Al pasar un rato, casi desvanecida, sin fuerza, tropecé contra una roca, rasgándome la media y raspándome la rodilla. Mi mirada se posó en la sangre de la herida, viéndola de manera borrosa por las lágrimas que aún no evacuaban. Apachurré los ojos para dejar escaparlas.

Al abrirlos, un par de zapatos negros, brillantes y finos se acercaban, alcé la mirada. Era él. Me lancé a sus brazos, rodeándolo con los míos con tal fuerza que casi sentí que caía al suelo cansada, pero la felicidad de aquel momento me impedía pensar en otra cosa que no fuera su presencia. Él respondió a mis abrazos con el mismo amor que antes, cuando estaba vivo.
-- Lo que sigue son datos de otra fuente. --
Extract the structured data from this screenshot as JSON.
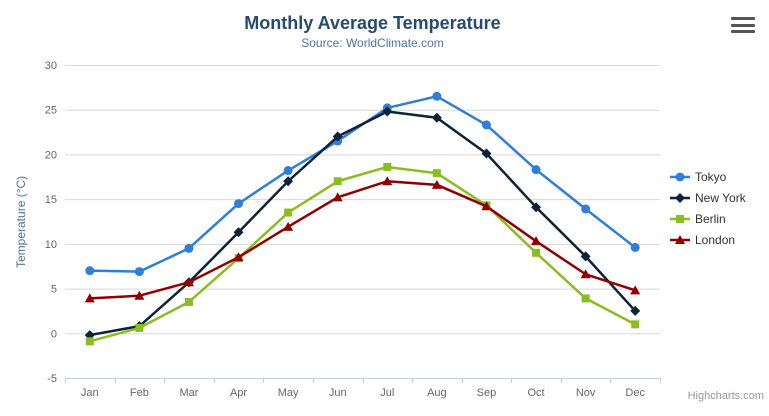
{
  "chart_data": {
    "type": "line",
    "title": "Monthly Average Temperature",
    "subtitle": "Source: WorldClimate.com",
    "xlabel": "",
    "ylabel": "Temperature (°C)",
    "categories": [
      "Jan",
      "Feb",
      "Mar",
      "Apr",
      "May",
      "Jun",
      "Jul",
      "Aug",
      "Sep",
      "Oct",
      "Nov",
      "Dec"
    ],
    "ylim": [
      -5,
      30
    ],
    "yticks": [
      -5,
      0,
      5,
      10,
      15,
      20,
      25,
      30
    ],
    "grid": true,
    "grid_color": "#d8d8d8",
    "axis_color": "#c0d0e0",
    "label_color": "#666666",
    "legend_position": "right",
    "series": [
      {
        "name": "Tokyo",
        "color": "#2f7ed8",
        "marker": "circle",
        "values": [
          7.0,
          6.9,
          9.5,
          14.5,
          18.2,
          21.5,
          25.2,
          26.5,
          23.3,
          18.3,
          13.9,
          9.6
        ]
      },
      {
        "name": "New York",
        "color": "#0d233a",
        "marker": "diamond",
        "values": [
          -0.2,
          0.8,
          5.7,
          11.3,
          17.0,
          22.0,
          24.8,
          24.1,
          20.1,
          14.1,
          8.6,
          2.5
        ]
      },
      {
        "name": "Berlin",
        "color": "#8bbc21",
        "marker": "square",
        "values": [
          -0.9,
          0.6,
          3.5,
          8.4,
          13.5,
          17.0,
          18.6,
          17.9,
          14.3,
          9.0,
          3.9,
          1.0
        ]
      },
      {
        "name": "London",
        "color": "#910000",
        "marker": "triangle",
        "values": [
          3.9,
          4.2,
          5.7,
          8.5,
          11.9,
          15.2,
          17.0,
          16.6,
          14.2,
          10.3,
          6.6,
          4.8
        ]
      }
    ]
  },
  "icons": {
    "context_menu": "hamburger-menu-icon"
  },
  "credits": "Highcharts.com"
}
Caminamos durante horas y escuchó mis problemas, le conté quien había sido leal tras su muerte y quién no. Fue una tarde inolvidable, siempre la pasábamos bien juntos, pero ahora era muy diferente, era necesario valorar cada momento. Le pedí perdón por los malos ratos y le agradecí por todo lo bueno, pero él detuvo mis palabras:

-Tranquila, tendremos mucho tiempo para hablar, ahora tú me vas a acompañar… Te queda poco- dijo mi abuelo mientras volvía a abrazarme y se desvanecía.

Justo en ese instante un sonido de “ti-ru-ti-ru-ru-ru-ru” se escuchaba a lo lejos, mis ojos fueron abriéndose a tiempo que mi mano, de manera automática, apagaba el despertador.